E enquanto a população, estupidificada e resignada, ainda discute se a Grécia sairá ou não do Euro, se o Euro sequer irá continuar, o BCE já sabe exactamente o que quer e qual o plano de acção a tomar. Diz abertamente que vai reestruturar a Zona Euro para resolver a crise (que o próprio BCE criou).
Ainda para mais, já desde (pelo menos) 2011 tem uma proposta concreta de como funcionará a Zona Euro depois da reestruturação no documento ('The Monetary Policy of the ECB', 2011, Banco Central Europeu), e não prevê, como o fazem vários comentadores, nem a redução de membros da Zona Euro, nem o fim do Euro, mas sim a expansão da Zona Euro, primeiro para 18 países e depois para 27, número que por coincidência é exactamente igual ao número de países membros da União Europeia.
Este esquema será composto de seis membros executivos, sendo o resto dos membros divididos em três grupos, um com cinco membros (primeiro grupo), outro com oito membros (segundo grupo), e um terceiro grupo com três membros).
E quanto à federalização da Europa, também ela é discutida abertamente.
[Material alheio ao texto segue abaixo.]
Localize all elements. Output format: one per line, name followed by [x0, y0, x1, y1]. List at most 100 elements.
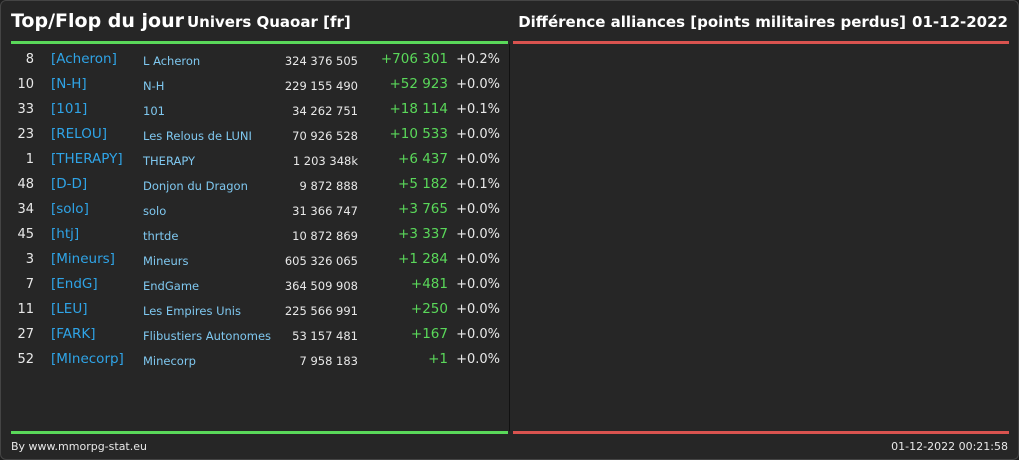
alliance-diff: +250 [410, 301, 448, 317]
header-date: 01-12-2022 [912, 13, 1008, 31]
alliance-rank: 45 [17, 227, 34, 242]
alliance-row: 34 [solo] solo 31 366 747 +3 765 +0.0% [11, 198, 508, 223]
alliance-points: 70 926 528 [292, 129, 358, 143]
alliance-rank: 33 [17, 102, 34, 117]
alliance-row: 45 [htj] thrtde 10 872 869 +3 337 +0.0% [11, 223, 508, 248]
alliance-points: 229 155 490 [284, 79, 358, 93]
alliance-percent: +0.1% [456, 177, 500, 192]
alliance-name-link[interactable]: Les Relous de LUNI [143, 129, 252, 143]
alliance-name-link[interactable]: Donjon du Dragon [143, 179, 248, 193]
alliance-name-link[interactable]: 101 [143, 104, 165, 118]
alliance-percent: +0.1% [456, 102, 500, 117]
alliance-row: 23 [RELOU] Les Relous de LUNI 70 926 528 +10… [11, 123, 508, 148]
alliance-tag-link[interactable]: [Acheron] [51, 51, 117, 67]
alliance-percent: +0.0% [456, 252, 500, 267]
alliance-rank: 27 [17, 327, 34, 342]
alliance-diff: +6 437 [398, 151, 448, 167]
top-gain-divider [11, 41, 508, 44]
alliance-name-link[interactable]: Les Empires Unis [143, 304, 241, 318]
alliance-tag-link[interactable]: [solo] [51, 201, 89, 217]
alliance-percent: +0.0% [456, 352, 500, 367]
alliance-percent: +0.0% [456, 127, 500, 142]
alliance-rank: 1 [25, 152, 34, 167]
alliance-row: 52 [MInecorp] Minecorp 7 958 183 +1 +0.0% [11, 348, 508, 373]
alliance-percent: +0.0% [456, 152, 500, 167]
ranking-title: Différence alliances [points militaires … [518, 13, 906, 31]
alliance-rank: 11 [17, 302, 34, 317]
alliance-points: 34 262 751 [292, 104, 358, 118]
alliance-row: 7 [EndG] EndGame 364 509 908 +481 +0.0% [11, 273, 508, 298]
alliance-name-link[interactable]: thrtde [143, 229, 179, 243]
alliance-points: 324 376 505 [284, 54, 358, 68]
alliance-tag-link[interactable]: [MInecorp] [51, 351, 124, 367]
alliance-row: 10 [N-H] N-H 229 155 490 +52 923 +0.0% [11, 73, 508, 98]
alliance-tag-link[interactable]: [htj] [51, 226, 80, 242]
alliance-percent: +0.0% [456, 327, 500, 342]
alliance-rank: 3 [25, 252, 34, 267]
top-alliance-list: 8 [Acheron] L Acheron 324 376 505 +706 301 +0… [11, 48, 508, 373]
alliance-points: 364 509 908 [284, 279, 358, 293]
alliance-points: 9 872 888 [299, 179, 358, 193]
alliance-rank: 8 [25, 52, 34, 67]
bottom-loss-divider [513, 431, 1009, 434]
alliance-row: 48 [D-D] Donjon du Dragon 9 872 888 +5 182 +0… [11, 173, 508, 198]
alliance-diff: +5 182 [398, 176, 448, 192]
alliance-tag-link[interactable]: [RELOU] [51, 126, 107, 142]
alliance-tag-link[interactable]: [THERAPY] [51, 151, 123, 167]
alliance-points: 53 157 481 [292, 329, 358, 343]
source-credit: By www.mmorpg-stat.eu [11, 440, 147, 453]
alliance-tag-link[interactable]: [EndG] [51, 276, 98, 292]
alliance-points: 31 366 747 [292, 204, 358, 218]
alliance-name-link[interactable]: L Acheron [143, 54, 201, 68]
page-title: Top/Flop du jour [11, 10, 184, 32]
alliance-tag-link[interactable]: [N-H] [51, 76, 87, 92]
alliance-percent: +0.2% [456, 52, 500, 67]
alliance-percent: +0.0% [456, 277, 500, 292]
alliance-tag-link[interactable]: [101] [51, 101, 88, 117]
alliance-row: 8 [Acheron] L Acheron 324 376 505 +706 301 +0… [11, 48, 508, 73]
alliance-points: 10 872 869 [292, 229, 358, 243]
alliance-row: 1 [THERAPY] THERAPY 1 203 348k +6 437 +0.0% [11, 148, 508, 173]
alliance-diff: +10 533 [389, 126, 448, 142]
column-divider [509, 44, 510, 431]
alliance-row: 3 [Mineurs] Mineurs 605 326 065 +1 284 +0.0% [11, 248, 508, 273]
alliance-percent: +0.0% [456, 202, 500, 217]
alliance-row: 27 [FARK] Flibustiers Autonomes 53 157 481 +… [11, 323, 508, 348]
alliance-name-link[interactable]: Flibustiers Autonomes [143, 329, 272, 343]
alliance-diff: +18 114 [389, 101, 448, 117]
alliance-tag-link[interactable]: [Mineurs] [51, 251, 115, 267]
alliance-name-link[interactable]: solo [143, 204, 167, 218]
header: Top/Flop du jour Univers Quaoar [fr] Dif… [1, 1, 1018, 41]
alliance-diff: +481 [410, 276, 448, 292]
alliance-row: 11 [LEU] Les Empires Unis 225 566 991 +250 +0… [11, 298, 508, 323]
alliance-diff: +167 [410, 326, 448, 342]
alliance-points: 225 566 991 [284, 304, 358, 318]
alliance-name-link[interactable]: Minecorp [143, 354, 196, 368]
alliance-rank: 34 [17, 202, 34, 217]
alliance-name-link[interactable]: EndGame [143, 279, 200, 293]
alliance-tag-link[interactable]: [D-D] [51, 176, 88, 192]
alliance-diff: +1 284 [398, 251, 448, 267]
alliance-points: 1 203 348k [292, 154, 358, 168]
alliance-diff: +3 337 [398, 226, 448, 242]
universe-label: Univers Quaoar [fr] [187, 13, 351, 31]
alliance-name-link[interactable]: N-H [143, 79, 165, 93]
alliance-name-link[interactable]: THERAPY [143, 154, 196, 168]
alliance-rank: 52 [17, 352, 34, 367]
alliance-diff: +3 765 [398, 201, 448, 217]
bottom-gain-divider [11, 431, 508, 434]
alliance-diff: +706 301 [380, 51, 448, 67]
alliance-tag-link[interactable]: [LEU] [51, 301, 88, 317]
alliance-percent: +0.0% [456, 77, 500, 92]
alliance-rank: 7 [25, 277, 34, 292]
top-loss-divider [513, 41, 1009, 44]
alliance-tag-link[interactable]: [FARK] [51, 326, 96, 342]
alliance-rank: 10 [17, 77, 34, 92]
alliance-percent: +0.0% [456, 302, 500, 317]
alliance-name-link[interactable]: Mineurs [143, 254, 189, 268]
alliance-points: 7 958 183 [299, 354, 358, 368]
alliance-rank: 48 [17, 177, 34, 192]
alliance-points: 605 326 065 [284, 254, 358, 268]
alliance-rank: 23 [17, 127, 34, 142]
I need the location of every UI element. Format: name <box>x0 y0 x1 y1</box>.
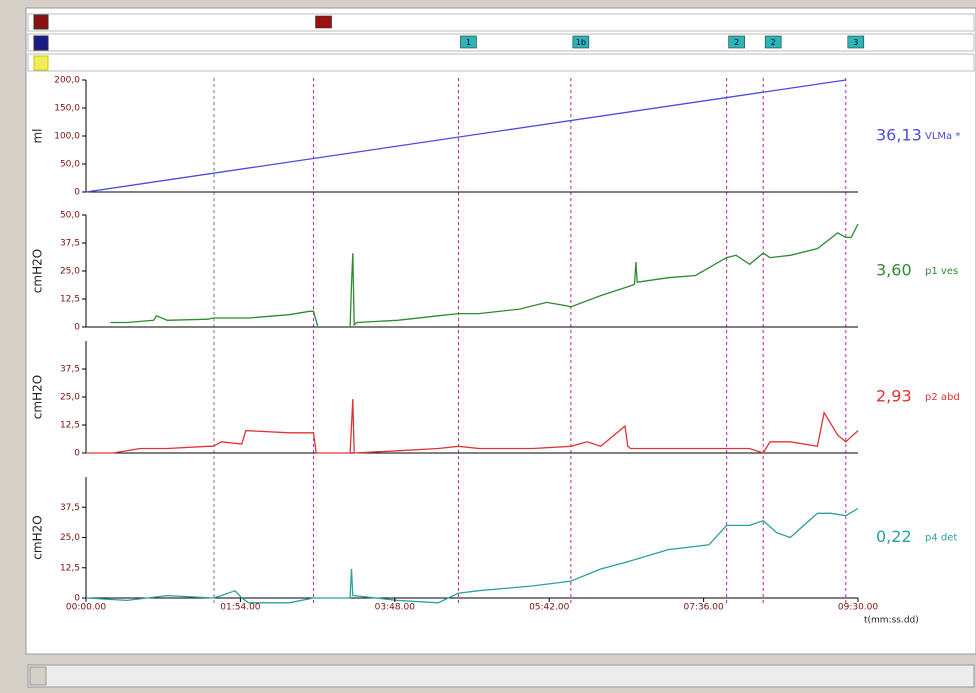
readout: 36,13 <box>876 126 922 145</box>
event-marker <box>572 35 590 49</box>
event-marker <box>764 35 782 49</box>
series-name: p1 ves <box>925 266 958 277</box>
row-icon[interactable] <box>33 35 49 51</box>
readout: 3,60 <box>876 261 912 280</box>
series-line <box>110 223 859 328</box>
readout: 0,22 <box>876 527 912 546</box>
y-tick-label: 37,5 <box>60 365 80 375</box>
event-marker <box>460 35 477 49</box>
event-marker <box>728 35 745 49</box>
event-marker <box>847 35 865 49</box>
y-tick-label: 50,0 <box>60 160 80 170</box>
y-tick-label: 100,0 <box>54 132 80 142</box>
event-label: 1 <box>466 38 471 47</box>
scrollbar[interactable] <box>27 664 975 688</box>
x-tick-label: 03:48.00 <box>375 603 416 613</box>
panel-bg <box>25 7 976 655</box>
y-tick-label: 12,5 <box>60 421 80 431</box>
y-tick-label: 150,0 <box>54 104 80 114</box>
row-icon[interactable] <box>33 55 49 71</box>
y-tick-label: 25,0 <box>60 393 80 403</box>
event-marker <box>315 15 332 29</box>
series-name: VLMa * <box>925 131 960 142</box>
event-label: 2 <box>771 38 776 47</box>
y-tick-label: 0 <box>74 449 80 459</box>
event-row <box>27 53 975 72</box>
x-tick-label: 01:54.00 <box>220 603 261 613</box>
y-tick-label: 12,5 <box>60 563 80 573</box>
series-name: p4 det <box>925 533 957 544</box>
event-label: 1b <box>576 38 586 47</box>
y-tick-label: 12,5 <box>60 295 80 305</box>
event-row <box>27 13 975 32</box>
row-icon[interactable] <box>33 14 49 30</box>
y-axis-label: cmH2O <box>31 515 45 559</box>
y-axis-label: ml <box>31 128 45 143</box>
y-axis-label: cmH2O <box>31 375 45 419</box>
y-tick-label: 37,5 <box>60 239 80 249</box>
y-tick-label: 0 <box>74 188 80 198</box>
y-tick-label: 200,0 <box>54 76 80 86</box>
series-line <box>86 399 859 454</box>
y-axis-label: cmH2O <box>31 249 45 293</box>
y-tick-label: 50,0 <box>60 211 80 221</box>
y-tick-label: 0 <box>74 594 80 604</box>
series-line <box>85 79 846 193</box>
series-name: p2 abd <box>925 392 960 403</box>
readout: 2,93 <box>876 387 912 406</box>
x-tick-label: 07:36.00 <box>683 603 724 613</box>
y-tick-label: 0 <box>74 323 80 333</box>
event-row <box>27 33 975 52</box>
y-tick-label: 25,0 <box>60 533 80 543</box>
x-tick-label: 00:00.00 <box>66 603 107 613</box>
series-line <box>85 507 859 604</box>
x-tick-label: 09:30.00 <box>838 603 879 613</box>
x-tick-label: 05:42.00 <box>529 603 570 613</box>
event-label: 2 <box>734 38 739 47</box>
event-label: 3 <box>853 38 858 47</box>
y-tick-label: 25,0 <box>60 267 80 277</box>
x-axis-label: t(mm:ss.dd) <box>864 616 919 626</box>
y-tick-label: 37,5 <box>60 503 80 513</box>
scroll-left[interactable] <box>29 666 47 686</box>
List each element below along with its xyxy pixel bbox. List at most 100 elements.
A solução para a crise soberana, fraudulenta e fictícia, já está portanto decretada. A União Europeia só poderá resolver a crise se os seus Estados membros abdicarem da sua soberania, submetendo-se à supremacia política da instituição mais poderosa da Europa, o Banco Central Europeu, que segundo o seu estatuto de estrutura «independente» não está subordinado a nenhuma instituição democraticamente eleita, tendo somente que apresentar um relatório anual às demais instituições da União Europeia. A maioria dos comentadores não vai mais longe do que criticar o facto de os Estados da Zona Euro terem que passar por bancos intermediários para se financiar, não podendo ir directamente ao BCE. Esquece-se a maioria, ao criticar os bancos intermediários, de mencionar qual a instituição que realmente criou esta crise, e mais grave ainda, não são sequer capazes de identificar qual a instituição que mais vai beneficiar da implementação das presentes propostas de resolução da «crise». Se esta incapacidade continuar, a população da União Europeia será, muito em breve, completamente governada por banqueiros e tecnocratas do Banco Central Europeu. Tal não seria de admirar, porque é precisamente o que muitos desejariam ver, tanto à esquerda como à direita: o BCE a cavalgar para o resgate da Zona Euro.
E devemos ter sempre muito cuidado com aquilo que desejamos.